Directive 2006/24/EC
- Title: Directive on the retention of data generated or processed in connection with the provision of publicly available electronic communications services or of public communications networks
- Made by: European Parliament and European Council
- Made under: Article 95 TEC
- Journal reference: L 105, pp. 54–63

History
- Date made: 15 March 2006
- Entry into force: 3 May 2006

Other legislation
- Amends: Directive 2002/58/EC

= Data Retention Directive =

European Union directive on storing telephony communications

The Data Retention Directive (Directive 2006/24/EC), later declared invalid by the European Court of Justice, was at first passed on 15 March 2006 and regulated data retention, where data has been generated or processed in connection with the provision of publicly available electronic communications services or of public communications networks. It amended the Directive on Privacy and Electronic Communications. According to the Data Retention Directive, EU member states had to store information on all citizens' telecommunications data (phone and internet connections) for a minimum of six months and at most twenty-four months, to be delivered on demand to police authorities.

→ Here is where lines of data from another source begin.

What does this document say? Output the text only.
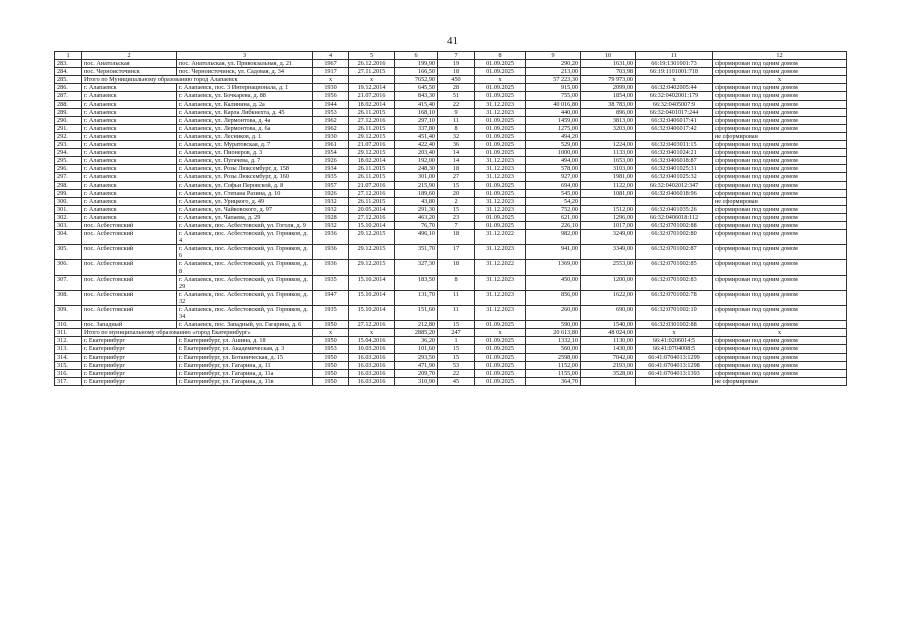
41
1	2	3	4	5	6	7	8	9	10	11	12
283.	пос. Анатольская	пос. Анатольская, ул. Привокзальная, д. 21	1967	26.12.2016	199,90	19	01.09.2025	290,20	1631,00	66:19:1301001:73	сформирован под одним домом
284.	пос. Черноисточинск	пос. Черноисточинск, ул. Садовая, д. 34	1917	27.11.2015	166,50	18	01.09.2025	213,00	703,98	66:19:1101001:718	сформирован под одним домом
285.	Итого по Муниципальному образованию город Алапаевск		x	x	7652,90	450	x	57 223,30	79 973,00	x	x
286.	г. Алапаевск	г. Алапаевск, пос. 3 Интернационала, д. 1	1930	19.12.2014	645,50	28	01.09.2025	915,00	2099,00	66:32:0402005:44	сформирован под одним домом
287.	г. Алапаевск	г. Алапаевск, ул. Бочкарева, д. 88	1956	21.07.2016	843,30	51	01.09.2025	755,00	1854,00	66:32:0402001:179	сформирован под одним домом
288.	г. Алапаевск	г. Алапаевск, ул. Калинина, д. 2а	1944	18.02.2014	415,40	22	31.12.2023	40 016,80	38 783,00	66:32:0405007:9	сформирован под одним домом
289.	г. Алапаевск	г. Алапаевск, ул. Карла Либкнехта, д. 45	1953	26.11.2015	168,10	9	31.12.2023	440,00	896,00	66:32:0401017:244	сформирован под одним домом
290.	г. Алапаевск	г. Алапаевск, ул. Лермонтова, д. 4а	1962	27.12.2016	297,10	11	01.09.2025	1459,00	3813,00	66:32:0406017:41	сформирован под одним домом
291.	г. Алапаевск	г. Алапаевск, ул. Лермонтова, д. 6а	1962	26.11.2015	337,80	8	01.09.2025	1275,00	3203,00	66:32:0406017:42	сформирован под одним домом
292.	г. Алапаевск	г. Алапаевск, ул. Лесников, д. 1	1930	29.12.2015	451,40	32	01.09.2025	494,20			не сформирован
293.	г. Алапаевск	г. Алапаевск, ул. Муратовская, д. 7	1961	21.07.2016	422,40	36	01.09.2025	529,00	1224,00	66:32:0403011:15	сформирован под одним домом
294.	г. Алапаевск	г. Алапаевск, ул. Пионеров, д. 3	1954	29.12.2015	203,40	14	01.09.2025	1000,00	1133,00	66:32:0401024:21	сформирован под одним домом
295.	г. Алапаевск	г. Алапаевск, ул. Пугачева, д. 7	1926	18.02.2014	192,00	14	31.12.2023	494,00	1653,00	66:32:0406018:87	сформирован под одним домом
296.	г. Алапаевск	г. Алапаевск, ул. Розы Люксембург, д. 158	1934	26.11.2015	248,30	18	31.12.2023	578,00	3103,00	66:32:0401025:31	сформирован под одним домом
297.	г. Алапаевск	г. Алапаевск, ул. Розы Люксембург, д. 160	1935	26.11.2015	301,00	27	31.12.2023	927,00	1981,00	66:32:0401025:32	сформирован под одним домом
298.	г. Алапаевск	г. Алапаевск, ул. Софьи Перовской, д. 8	1957	21.07.2016	215,90	15	01.09.2025	694,00	1122,00	66:32:0402012:347	сформирован под одним домом
299.	г. Алапаевск	г. Алапаевск, ул. Степана Разина, д. 10	1926	27.12.2016	189,60	20	01.09.2025	545,00	1081,00	66:32:0406018:96	сформирован под одним домом
300.	г. Алапаевск	г. Алапаевск, ул. Урицкого, д. 49	1932	26.11.2015	43,80	2	31.12.2023	54,20			не сформирован
301.	г. Алапаевск	г. Алапаевск, ул. Чайковского, д. 97	1932	20.05.2014	291,30	15	31.12.2023	752,00	1512,00	66:32:0401035:26	сформирован под одним домом
302.	г. Алапаевск	г. Алапаевск, ул. Чапаева, д. 29	1928	27.12.2016	463,20	23	01.09.2025	621,00	1296,00	66:32:0406018:112	сформирован под одним домом
303.	пос. Асбестовский	г. Алапаевск, пос. Асбестовский, ул. Гоголя, д. 9	1932	15.10.2014	76,70	7	01.09.2025	226,10	1017,00	66:32:0701002:88	сформирован под одним домом
304.	пос. Асбестовский	г. Алапаевск, пос. Асбестовский, ул. Горняков, д. 4	1936	29.12.2015	496,10	18	31.12.2022	982,00	3249,00	66:32:0701002:80	сформирован под одним домом
305.	пос. Асбестовский	г. Алапаевск, пос. Асбестовский, ул. Горняков, д. 6	1936	29.12.2015	351,70	17	31.12.2023	941,00	3349,00	66:32:0701002:87	сформирован под одним домом
306.	пос. Асбестовский	г. Алапаевск, пос. Асбестовский, ул. Горняков, д. 8	1936	29.12.2015	327,30	18	31.12.2022	1369,00	2553,00	66:32:0701002:85	сформирован под одним домом
307.	пос. Асбестовский	г. Алапаевск, пос. Асбестовский, ул. Горняков, д. 29	1935	15.10.2014	183,50	8	31.12.2023	450,00	1200,00	66:32:0701002:83	сформирован под одним домом
308.	пос. Асбестовский	г. Алапаевск, пос. Асбестовский, ул. Горняков, д. 32	1947	15.10.2014	131,70	11	31.12.2023	856,00	1622,00	66:32:0701002:78	сформирован под одним домом
309.	пос. Асбестовский	г. Алапаевск, пос. Асбестовский, ул. Горняков, д. 34	1935	15.10.2014	151,60	11	31.12.2023	260,00	690,00	66:32:0701002:10	сформирован под одним домом
310.	пос. Западный	г. Алапаевск, пос. Западный, ул. Гагарина, д. 6	1950	27.12.2016	212,80	15	01.09.2025	590,00	1540,00	66:32:0301002:88	сформирован под одним домом
311.	Итого по муниципальному образованию «город Екатеринбург»		x	x	2885,20	247	x	20 613,80	48 024,00	x	x
312.	г. Екатеринбург	г. Екатеринбург, ул. Ашина, д. 18	1950	15.04.2016	36,20	1	01.09.2025	1332,10	1130,00	66:41:0206014:5	сформирован под одним домом
313.	г. Екатеринбург	г. Екатеринбург, ул. Академическая, д. 3	1953	10.03.2016	101,60	15	01.09.2025	560,00	1430,00	66:41:0704008:5	сформирован под одним домом
314.	г. Екатеринбург	г. Екатеринбург, ул. Ботаническая, д. 15	1950	16.03.2016	293,50	15	01.09.2025	2598,00	7042,00	66:41:0704013:1299	сформирован под одним домом
315.	г. Екатеринбург	г. Екатеринбург, ул. Гагарина, д. 11	1950	16.03.2016	471,90	53	01.09.2025	1152,00	2193,00	66:41:0704013:1298	сформирован под одним домом
316.	г. Екатеринбург	г. Екатеринбург, ул. Гагарина, д. 11а	1950	16.03.2016	209,70	22	01.09.2025	1155,00	3528,00	66:41:0704013:1393	сформирован под одним домом
317.	г. Екатеринбург	г. Екатеринбург, ул. Гагарина, д. 11в	1950	16.03.2016	310,90	45	01.09.2025	364,70			не сформирован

Under the directive, the police and security agencies would have been able to request access to details such as IP addresses and time of use of every email, phone call and text message sent or received. There was no provision in the directive that permission to access the data must be confirmed by a court. On 8 April 2014, the Court of Justice of the European Union declared the Directive invalid in response to a case brought by Digital Rights Ireland against the Irish authorities and others because blanket data collection violated the EU Charter of Fundamental Rights, in particular the right of privacy enshrined in Article 8(1).

==History==
In September 2005, during the United Kingdom's presidency of the European Council, a plenary session was held concerning the retention of telecommunications data, chaired by the UK's Home Secretary. This led to an agreement reached by the Council at its meeting on the 1 and 2 December that was then adopted in March 2006, under the Austrian presidency.

==Implementation==

=== Romania ===
The EU directive has been transposed into Romanian law as well, initially as Law 298/2008. However, the Constitutional Court of Romania (CCR) subsequently struck down the law in 2009 as violating constitutional rights. The court held that the transposing act violated the constitutional rights of privacy, of confidentiality in communications, and of free speech. The European Commission subsequently sued Romania in 2011 for non-implementation, threatening Romania with a fine of 30,000 euros per day. The Romanian parliament passed a new law in 2012, which was signed by president Traian Băsescu in June. The Law 82/2012 has been nicknamed "the Big Brother law" (using the untranslated English expression) by various Romanian non-governmental organisations opposing it, as well as the Romanian media. On 8 July 2014 this law too was declared unconstitutional by the CCR.

==Criticism==
The Data Retention Directive had sparked serious concerns from 	physicians, journalists, privacy and human rights groups, unions, IT security firms and legal experts.

==Annulment==
On 8 April 2014, in the landmark Digital Rights Ireland and Ors case, the Court of Justice of the European Union declared the Directive 2006/24/EC invalid for violating fundamental rights. The council's Legal Services have been reported to have stated in closed session that paragraph 59 of the European Court of Justice's ruling "suggests that general and blanket data retention is no longer possible".

A legal opinion funded by the Greens–European Free Alliance in the European Parliament found that the blanket retention of data of unsuspicious persons generally violates the EU Charter of Fundamental Rights, both in regard to national telecommunications data retention laws and to similar EU data retention schemes (Passenger name records, Terrorist Finance Tracking Programme, Terrorist Finance Tracking System, law enforcement access to the Entry-Exit-System, Eurodac, Visa Information System).